It was reported on Iranian PressTV that in a meeting with president Rouhani and members of the Iranian administration, Supreme leader Khamenei set the top national priority. According to the reports, Khamenei declared that the internal economic situation is the top priority, mentioning internal plights like unemployment, poverty and social justice. Well said. One could think for a minute that Khamenei’s words reflect policy and reality. Yet, this needs a reality check.
Only recently, the new Iranian defense minister Brigadier General Amir Hatami announced that Iran’s priority is to export weapons and boost the missile program, and in an additional statement pledged that the support to the resistance front will continue. Another priority which costs money.
Furthermore, it was revealed that Iran has increased its payments to the Hezbollah four-fold, from 200 million dollars to 830 million dollars a year. In addition, the Hamas leader in Gaza Strip, Yehya al-Sinwar, revealed recently that Iran is Hamas’s largest backer financially & militarily, providing weapons and money for resistance. Another priority which costs money.
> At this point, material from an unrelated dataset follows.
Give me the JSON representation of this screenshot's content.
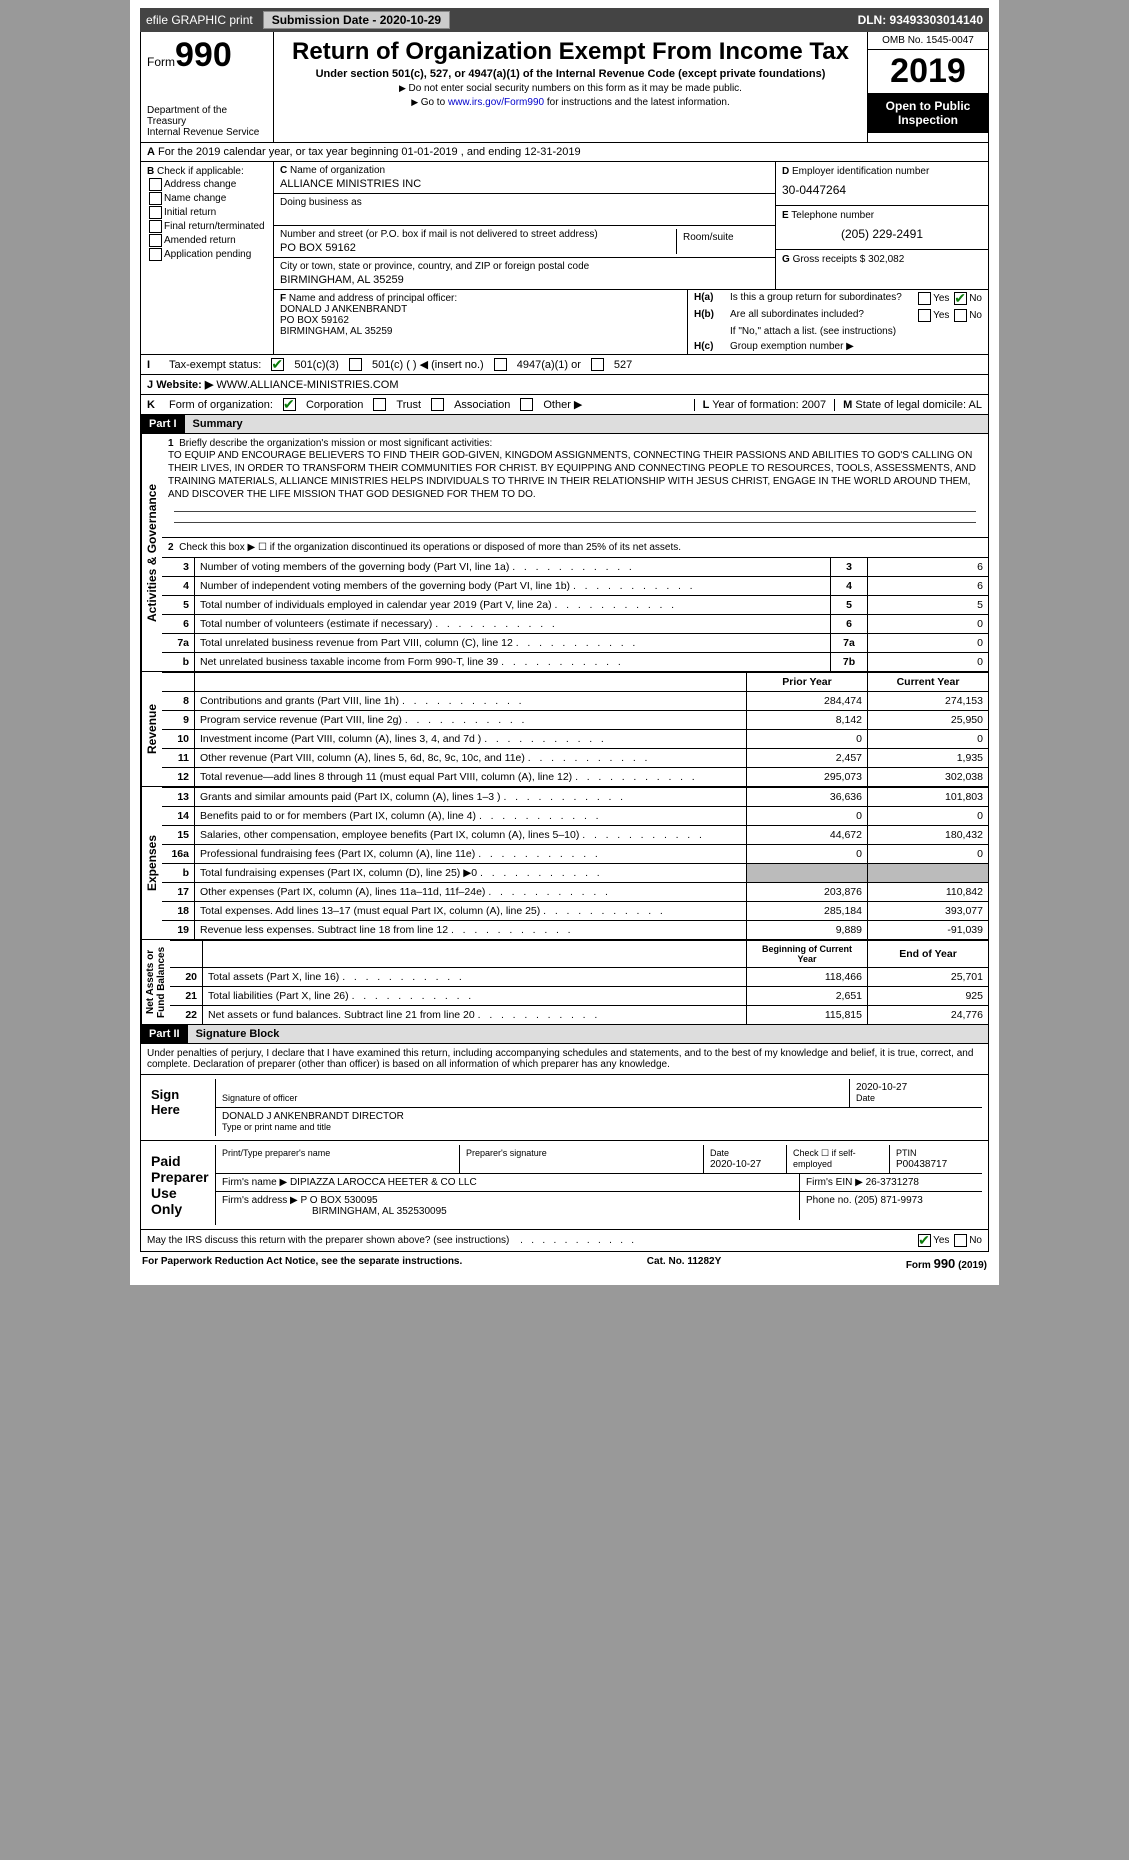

Parallel to that, Iran continues its financial support of the Assad regime (already in January 2017, Iran News Update estimated that Iran had poured billions of dollars into the Syrian effort), recruits Afghan and Pakistani Shiite militias (which according to the Washington Times costs at least a monthly salary of 600 dollars per fighter), arms the Taliban (provides arms and military equipment), supports the Houthis in Yemen and a wide range of other subversive activity. Priorities, which all cost large sums of money.
It would not be outlandish to see a link between the sanctions relief and the recent increase in support to the Hamas, Hezbollah and other militias. Some have noted that the increase has occurred since the lifting of the UN sanctions in January 2016. Some have even raised the question in social media, like the RJC tweet “where did Iran get 830 million dollars to give to Hezbollah”.
But even the over-rated sanctions relief cannot support such a budget deficit, and therefore it should not be surprising that recently Radio Farda asks whether Iran is moving towards financial instability, due to the recent value declines in Iran’s currency (about 12%) and the estimate that by the end of the Iranian fiscal year the country will face a 30 billion dollar deficit. Expert opinions in Radio Farda try affiliate the budget deficits to the drop in oil prices, unfulfilled expectations from the lifting of the sanctions and the internal unproductivity, corruption and waste. All overlook the extensive external military expenses.
So we finally return to the question of the real Iranian priorities. If Khamenei really means what he says about “top priority”, he would slash national spending, especially on external military escapades. That doesn’t happen. In fact, its increasing. So either Khamenei does not mean what he says, or he has lost control and everyone can clearly see that he is still in “supreme” control of Iran.